Spürhündin Kate entdeckt 22 Kilo Marihuana am Kölner Flughafen
Spürhund Kate deckt großen Drogenfund am Flughafen Köln/Bonn auf
Die hochtrainierte Spürhündin Kate hat am Flughafen Köln/Bonn eine große Drogenlieferung aufgespürt. Die siebenjährige Deutsche Schäferhündin erschnüffelte bei einer Routinekontrolle fast 22 Kilogramm Marihuana und knapp vier Kilogramm Haschisch. Die beschlagnahmte Ware hat einen geschätzten Straßenverkaufswert von rund 600.000 Euro und war in zwölf separaten Paketen versteckt, die in verschiedene europäische Länder verschickt werden sollten.
Der Fund erfolgte in der Nacht vom 28. auf den 29. Juni 2025, als Zollbeamte aus Köln standardmäßige Kontrollen durchführten. Kate, die für ihre Fähigkeit bekannt ist, innerhalb weniger Minuten Hunderte von Paketen zu überprüfen, erstarrte plötzlich und wies mit der Nase auf die verdächtigen Sendungen. Jedes Paket enthielt vakuumverpackte Schichten von Rauschgift, die geschickt als Kleidung, Knieschoner, Maschinenteile oder sogar als kühlende Hundegeschirre getarnt waren.
Die Drogen sollten in die Niederlande, nach Belgien, Irland und in die Schweiz geliefert werden und stammten ursprünglich aus den USA. Die Behörden haben die Sendung inzwischen sichergestellt, und das Zollfahndungsamt Essen leitet nun die Ermittlungen. Sobald die Untersuchungen abgeschlossen sind, wird das Rauschgift vernichtet.

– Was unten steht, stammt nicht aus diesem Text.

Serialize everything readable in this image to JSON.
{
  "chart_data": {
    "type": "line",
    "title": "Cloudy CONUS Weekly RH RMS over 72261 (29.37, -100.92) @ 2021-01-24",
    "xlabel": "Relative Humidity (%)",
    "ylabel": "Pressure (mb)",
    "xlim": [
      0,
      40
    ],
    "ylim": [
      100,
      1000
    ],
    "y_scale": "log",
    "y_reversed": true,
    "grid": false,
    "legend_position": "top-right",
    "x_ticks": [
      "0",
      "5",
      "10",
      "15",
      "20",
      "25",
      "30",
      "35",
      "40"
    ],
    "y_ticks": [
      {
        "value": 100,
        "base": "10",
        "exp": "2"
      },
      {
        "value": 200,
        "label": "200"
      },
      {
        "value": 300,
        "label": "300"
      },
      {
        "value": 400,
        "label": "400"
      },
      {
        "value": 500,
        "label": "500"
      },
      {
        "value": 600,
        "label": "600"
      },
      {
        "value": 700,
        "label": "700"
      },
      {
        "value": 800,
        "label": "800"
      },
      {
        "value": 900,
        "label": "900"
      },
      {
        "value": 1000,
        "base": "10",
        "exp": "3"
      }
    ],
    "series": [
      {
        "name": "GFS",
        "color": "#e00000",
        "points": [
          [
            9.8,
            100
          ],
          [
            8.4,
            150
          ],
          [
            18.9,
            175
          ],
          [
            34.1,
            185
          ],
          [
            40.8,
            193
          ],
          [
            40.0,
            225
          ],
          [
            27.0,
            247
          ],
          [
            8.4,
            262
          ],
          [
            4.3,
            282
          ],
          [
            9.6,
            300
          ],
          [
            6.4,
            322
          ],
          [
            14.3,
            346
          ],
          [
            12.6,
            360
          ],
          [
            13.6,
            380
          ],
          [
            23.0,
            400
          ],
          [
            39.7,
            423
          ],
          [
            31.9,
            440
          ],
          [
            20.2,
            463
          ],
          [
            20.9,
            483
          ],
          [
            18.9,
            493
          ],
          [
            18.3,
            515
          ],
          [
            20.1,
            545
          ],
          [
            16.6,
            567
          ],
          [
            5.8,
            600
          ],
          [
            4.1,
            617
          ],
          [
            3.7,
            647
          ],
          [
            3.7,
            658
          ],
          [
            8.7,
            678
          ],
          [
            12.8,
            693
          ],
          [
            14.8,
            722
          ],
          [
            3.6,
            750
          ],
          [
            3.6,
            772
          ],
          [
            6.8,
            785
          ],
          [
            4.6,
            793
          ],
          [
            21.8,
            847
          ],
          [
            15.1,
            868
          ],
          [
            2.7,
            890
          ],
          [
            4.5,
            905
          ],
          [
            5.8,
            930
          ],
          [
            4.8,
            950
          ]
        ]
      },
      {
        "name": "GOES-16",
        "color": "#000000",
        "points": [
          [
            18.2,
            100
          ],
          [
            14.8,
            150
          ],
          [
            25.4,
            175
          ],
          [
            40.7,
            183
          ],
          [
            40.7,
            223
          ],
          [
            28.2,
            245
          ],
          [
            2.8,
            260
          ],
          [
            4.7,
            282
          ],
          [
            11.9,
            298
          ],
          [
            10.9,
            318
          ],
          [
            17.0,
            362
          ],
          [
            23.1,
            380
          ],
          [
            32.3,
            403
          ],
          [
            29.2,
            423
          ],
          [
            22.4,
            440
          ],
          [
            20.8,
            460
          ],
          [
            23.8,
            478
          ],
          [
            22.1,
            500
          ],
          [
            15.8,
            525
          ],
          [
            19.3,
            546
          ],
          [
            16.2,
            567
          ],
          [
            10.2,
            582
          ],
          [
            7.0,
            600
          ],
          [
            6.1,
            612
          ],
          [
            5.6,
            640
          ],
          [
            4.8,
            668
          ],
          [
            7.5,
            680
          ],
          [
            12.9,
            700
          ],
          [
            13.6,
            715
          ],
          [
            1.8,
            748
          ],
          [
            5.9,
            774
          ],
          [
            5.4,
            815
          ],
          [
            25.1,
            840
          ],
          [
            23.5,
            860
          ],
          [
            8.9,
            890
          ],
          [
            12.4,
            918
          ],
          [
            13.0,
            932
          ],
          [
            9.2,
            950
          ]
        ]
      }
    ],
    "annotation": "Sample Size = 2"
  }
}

Kates Ausbildung ermöglicht es ihr, alle Arten von Betäubungsmitteln präzise zu erkennen. Ihr scharfer Instinkt und ihre Schnelligkeit machen sie zu einer wertvollen Unterstützung bei der Abfangung illegaler Lieferungen, bevor diese ihr Ziel erreichen.
Die Beschlagnahmung zählt zu den größten Drogenfunden am Flughafen in den letzten Monaten. Die Ermittlungen dauern noch an, während die Behörden die Herkunft der Sendung und das geplante Vertriebsnetz untersuchen. Der Fall unterstreicht die Wirksamkeit von Spürhunden im Kampf gegen den Drogenschmuggel über Postwege.